Vocation de la MCA : rassembler et transmettre. Rassembler la communauté arménienne et transmettre l’Arménie avec son fardeau du génocide de 1915 notamment. 20 ans qui ont vu ce génocide enfin reconnu, qui ont vu le naissance de l’Arménie en tant que république indépendante, une république fragile qui compte toujours sur la diaspora arménienne pour l’aider. 20 ans qui nous mènent en 2006-2007, à l’année de l’Arménie en France.
Pendant 20 ans, la communauté arménienne a vécu une parfaite intégration à Vienne. Pendant 20 ans, cette communauté a aussi été reconnue comme une des composantes de la vie viennoise à part entière. Par sa participation tant à la vie économique que culturelle. Au point qu’aujourd’hui, avec la stèle qu’elle vient de poser, elle apporte un nouvel élément patrimonial à notre cité.
Pendant 20 ans, la communauté arménienne a eu aussi cet incroyable mérite : celui de faire l’unanimité au sein de la classe politique. Les maires de la ville ont changé, les présidents du conseil général se sont succédés. Mais tous ont eu à coeur de travailler avec cette maison de la culture. Tous ont souhaité aider cette communauté si proche de nous. C’était le vrai message d’hier : montrer qu’un peuple, qui accepte de s’intégrer à la vie d’un pays tout en pouvant comme maintenant se tourner vers sa république, mobilise une vrai solidarité autour de lui. Nul ne peut nier l’existence et la souffrance d’un peuple.
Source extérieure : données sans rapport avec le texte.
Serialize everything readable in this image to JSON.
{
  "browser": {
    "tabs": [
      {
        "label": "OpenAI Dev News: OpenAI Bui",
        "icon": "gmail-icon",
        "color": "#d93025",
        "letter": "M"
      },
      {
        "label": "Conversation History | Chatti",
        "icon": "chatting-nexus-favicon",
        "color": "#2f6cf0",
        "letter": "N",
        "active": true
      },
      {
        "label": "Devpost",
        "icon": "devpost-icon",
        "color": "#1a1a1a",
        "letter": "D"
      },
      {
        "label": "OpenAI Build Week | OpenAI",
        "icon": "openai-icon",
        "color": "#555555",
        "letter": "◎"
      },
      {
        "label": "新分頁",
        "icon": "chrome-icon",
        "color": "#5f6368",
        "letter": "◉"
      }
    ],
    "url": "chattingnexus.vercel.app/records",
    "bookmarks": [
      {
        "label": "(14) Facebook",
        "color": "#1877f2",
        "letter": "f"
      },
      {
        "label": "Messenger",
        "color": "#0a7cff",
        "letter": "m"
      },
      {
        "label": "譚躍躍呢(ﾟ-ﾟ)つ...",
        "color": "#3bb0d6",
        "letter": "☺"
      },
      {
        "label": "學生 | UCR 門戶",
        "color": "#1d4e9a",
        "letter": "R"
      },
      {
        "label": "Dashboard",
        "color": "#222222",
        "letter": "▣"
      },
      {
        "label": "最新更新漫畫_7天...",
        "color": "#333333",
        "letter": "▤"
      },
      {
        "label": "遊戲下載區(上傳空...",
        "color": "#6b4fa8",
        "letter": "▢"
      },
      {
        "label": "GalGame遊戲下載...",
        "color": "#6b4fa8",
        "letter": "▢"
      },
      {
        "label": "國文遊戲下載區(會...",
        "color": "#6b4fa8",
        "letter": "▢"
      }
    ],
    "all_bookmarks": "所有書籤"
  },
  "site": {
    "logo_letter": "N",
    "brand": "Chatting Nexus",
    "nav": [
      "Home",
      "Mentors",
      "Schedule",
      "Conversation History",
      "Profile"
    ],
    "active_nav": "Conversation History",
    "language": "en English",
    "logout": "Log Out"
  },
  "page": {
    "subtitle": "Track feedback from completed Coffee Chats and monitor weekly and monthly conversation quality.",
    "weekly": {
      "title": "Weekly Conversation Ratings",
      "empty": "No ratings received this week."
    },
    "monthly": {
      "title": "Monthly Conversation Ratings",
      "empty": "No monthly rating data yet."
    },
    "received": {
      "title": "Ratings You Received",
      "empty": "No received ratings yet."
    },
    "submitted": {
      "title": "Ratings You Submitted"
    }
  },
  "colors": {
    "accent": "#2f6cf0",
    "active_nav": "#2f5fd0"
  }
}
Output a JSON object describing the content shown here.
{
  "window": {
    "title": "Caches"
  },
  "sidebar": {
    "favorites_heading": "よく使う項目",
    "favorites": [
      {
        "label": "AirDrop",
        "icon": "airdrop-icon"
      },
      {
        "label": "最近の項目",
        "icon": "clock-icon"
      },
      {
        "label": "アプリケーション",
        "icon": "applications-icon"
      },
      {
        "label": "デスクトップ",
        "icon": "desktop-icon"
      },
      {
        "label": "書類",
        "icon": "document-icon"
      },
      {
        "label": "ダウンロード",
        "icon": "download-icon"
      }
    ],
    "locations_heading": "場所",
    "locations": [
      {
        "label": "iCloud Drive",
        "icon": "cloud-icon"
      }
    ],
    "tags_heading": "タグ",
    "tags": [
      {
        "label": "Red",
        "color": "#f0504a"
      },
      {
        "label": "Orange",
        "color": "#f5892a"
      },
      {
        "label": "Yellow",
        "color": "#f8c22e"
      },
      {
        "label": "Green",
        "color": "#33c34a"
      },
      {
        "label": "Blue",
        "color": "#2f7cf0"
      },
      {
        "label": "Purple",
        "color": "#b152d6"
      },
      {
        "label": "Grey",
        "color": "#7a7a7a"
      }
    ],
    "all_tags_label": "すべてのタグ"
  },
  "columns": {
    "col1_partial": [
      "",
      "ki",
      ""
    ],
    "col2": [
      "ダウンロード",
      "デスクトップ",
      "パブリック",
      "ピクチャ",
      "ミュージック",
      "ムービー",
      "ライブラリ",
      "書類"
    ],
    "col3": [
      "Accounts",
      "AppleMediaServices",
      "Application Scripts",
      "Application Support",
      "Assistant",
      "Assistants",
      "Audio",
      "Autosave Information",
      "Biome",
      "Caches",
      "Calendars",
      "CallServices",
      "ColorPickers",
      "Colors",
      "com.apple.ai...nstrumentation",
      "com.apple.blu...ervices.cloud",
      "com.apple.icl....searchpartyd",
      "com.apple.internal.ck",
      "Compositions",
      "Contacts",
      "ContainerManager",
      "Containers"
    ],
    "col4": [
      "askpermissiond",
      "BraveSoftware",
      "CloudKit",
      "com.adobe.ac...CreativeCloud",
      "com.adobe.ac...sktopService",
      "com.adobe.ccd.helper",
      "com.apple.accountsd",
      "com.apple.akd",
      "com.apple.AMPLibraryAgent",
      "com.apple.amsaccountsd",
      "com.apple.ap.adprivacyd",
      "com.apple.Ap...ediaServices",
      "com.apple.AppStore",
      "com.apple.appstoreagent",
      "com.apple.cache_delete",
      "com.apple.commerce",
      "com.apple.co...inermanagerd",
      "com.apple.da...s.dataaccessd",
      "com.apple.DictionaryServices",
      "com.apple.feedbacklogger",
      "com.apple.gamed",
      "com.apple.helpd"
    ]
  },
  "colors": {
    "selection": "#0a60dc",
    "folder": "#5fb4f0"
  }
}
Les relations entre Vienne et Goris, entre l’Arménie et la France sont là pour le montrer. A tel point que c’est grâce à l’exemple de la communauté arménienne qu’hier François Rochebloine a demandé à cette dernière de l’aider à faire condamner les négationnismes de tous les génocides dans le monde.
La MCA a aujourd’hui 20 ans et elle nous montre un chemin millénaire : celui du nécessaire rapprochement des peuples de tout temps.